Sherlock Jr./The Play House
seen @ Landmark Loews Jersey City, Jersey City NJ
The more I see of the work of Buster Keaton, the more amazed I am. I used to only know him as one of the giants of silent screen comedy - one third of the holy trinity of Chaplin, Keaton and Lloyd. Now, though, I also see him as a remarkable filmmaker who, in some respects, was ahead of his time.
This past Saturday, when we got hit with snow for the first time this winter (not much), the Loews Jersey City showed a Keaton twin bill: Sherlock Jr. and The Play House. The former is Keaton as a film projectionist who fantasizes about being a detective; the latter portrays his misadventures behind the scenes of a stage production. While both of them were funny in their own ways, I found myself more amazed at the technical wizardry employed by the director-star.

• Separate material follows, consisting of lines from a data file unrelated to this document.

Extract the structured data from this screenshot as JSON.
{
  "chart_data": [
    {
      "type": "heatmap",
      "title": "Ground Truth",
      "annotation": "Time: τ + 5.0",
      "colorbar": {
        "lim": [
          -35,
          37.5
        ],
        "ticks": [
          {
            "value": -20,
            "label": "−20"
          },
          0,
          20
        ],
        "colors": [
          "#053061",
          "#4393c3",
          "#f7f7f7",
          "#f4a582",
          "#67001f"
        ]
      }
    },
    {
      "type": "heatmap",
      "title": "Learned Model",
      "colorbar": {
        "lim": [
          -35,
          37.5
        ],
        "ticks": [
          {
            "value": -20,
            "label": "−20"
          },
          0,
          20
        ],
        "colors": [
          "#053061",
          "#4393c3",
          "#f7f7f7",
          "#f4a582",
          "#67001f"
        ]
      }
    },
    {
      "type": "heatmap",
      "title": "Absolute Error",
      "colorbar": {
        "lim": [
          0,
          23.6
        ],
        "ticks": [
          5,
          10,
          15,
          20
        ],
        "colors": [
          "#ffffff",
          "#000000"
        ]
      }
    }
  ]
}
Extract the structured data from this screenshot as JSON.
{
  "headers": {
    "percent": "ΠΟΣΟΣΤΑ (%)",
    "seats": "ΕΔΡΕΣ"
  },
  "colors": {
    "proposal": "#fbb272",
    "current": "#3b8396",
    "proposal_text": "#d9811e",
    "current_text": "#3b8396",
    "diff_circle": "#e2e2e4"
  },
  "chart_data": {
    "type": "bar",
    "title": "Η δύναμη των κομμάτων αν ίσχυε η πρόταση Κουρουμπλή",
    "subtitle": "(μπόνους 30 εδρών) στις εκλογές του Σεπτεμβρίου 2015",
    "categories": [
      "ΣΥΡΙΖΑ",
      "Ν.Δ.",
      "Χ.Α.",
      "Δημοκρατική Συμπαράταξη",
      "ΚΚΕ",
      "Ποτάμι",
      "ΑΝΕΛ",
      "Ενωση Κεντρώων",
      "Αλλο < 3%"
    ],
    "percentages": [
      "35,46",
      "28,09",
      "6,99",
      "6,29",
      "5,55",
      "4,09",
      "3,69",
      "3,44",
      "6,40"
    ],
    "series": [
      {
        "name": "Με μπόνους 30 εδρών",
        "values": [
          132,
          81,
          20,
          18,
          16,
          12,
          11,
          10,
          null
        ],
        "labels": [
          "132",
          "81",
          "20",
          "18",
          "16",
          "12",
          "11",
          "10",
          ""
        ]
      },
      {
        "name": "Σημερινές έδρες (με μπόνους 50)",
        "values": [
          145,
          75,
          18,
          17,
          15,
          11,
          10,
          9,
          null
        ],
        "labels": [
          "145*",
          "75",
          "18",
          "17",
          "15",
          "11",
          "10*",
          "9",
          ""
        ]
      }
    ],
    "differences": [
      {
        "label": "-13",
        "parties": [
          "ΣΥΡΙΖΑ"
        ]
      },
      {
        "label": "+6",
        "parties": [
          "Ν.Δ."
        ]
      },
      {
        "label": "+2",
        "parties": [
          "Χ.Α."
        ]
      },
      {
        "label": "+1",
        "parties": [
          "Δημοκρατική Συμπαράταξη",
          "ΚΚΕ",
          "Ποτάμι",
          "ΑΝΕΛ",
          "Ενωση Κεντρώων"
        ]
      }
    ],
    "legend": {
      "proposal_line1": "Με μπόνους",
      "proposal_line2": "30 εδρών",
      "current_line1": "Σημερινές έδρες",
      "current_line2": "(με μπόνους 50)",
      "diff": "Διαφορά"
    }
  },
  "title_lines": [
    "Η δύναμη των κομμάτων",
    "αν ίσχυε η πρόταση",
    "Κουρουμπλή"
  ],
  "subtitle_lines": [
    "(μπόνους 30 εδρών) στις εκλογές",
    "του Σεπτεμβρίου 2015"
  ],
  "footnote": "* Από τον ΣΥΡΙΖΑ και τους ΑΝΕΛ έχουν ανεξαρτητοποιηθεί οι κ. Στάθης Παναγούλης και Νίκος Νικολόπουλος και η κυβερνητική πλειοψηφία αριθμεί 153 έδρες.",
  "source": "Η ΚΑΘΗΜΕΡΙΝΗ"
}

In Sherlock, there's a scene where Keaton's character dreams that he's able to step into a movie, and then we follow him through a breathtaking sequence of ever-changing scenery, but Keaton moves from one to the other as if it were all one scene. I can't imagine how he could've pulled it off in 1924, especially since the transitions are almost perfectly seamless. There's also a hair-raising chase in which Keaton is perched on the handlebars of a motorbike with no driver, and he dodges cars in a manner that would require expert timing.
Play House, meanwhile, opens with a different dream scene, in which Keaton plays a variety of characters all at the same time, including the orchestra conductor, members of the orchestra itself, a bunch of stage performers (including, sadly, a couple in blackface), and audience members - male and female. Actors playing double roles within individual scenes has become almost commonplace in films, and to a lesser extent, TV (Eddie Murphy has practically made it a fine art) but this was made in 1921, when film was still relatively new - and again, Keaton made it look quite convincing!
As I've stated before, The Artist and Hugo have both done much to pay tribute to the silent film era, but there's nothing like actually seeing those films to appreciate the craft at play there. We've become so used to computer-generated effects and RED cameras and digital photography in our films that it's easy to forget that innovation in film is not something restricted to the last twenty years. The effects in these films may seem commonplace today, but the fact that Keaton was able to pull them off during a much earlier period in film history makes them even more amazing to look at.
It was good to be back at the Loews; I hadn't been there in months and I missed it. I went with Reid; it was his first time there and he seemed impressed with the place. He ran into an acquaintance of his while we were there; this old guy named Fred and his lady friend whose name escapes me. The two of them talked a great deal about old movies on the PATH train ride back into the city.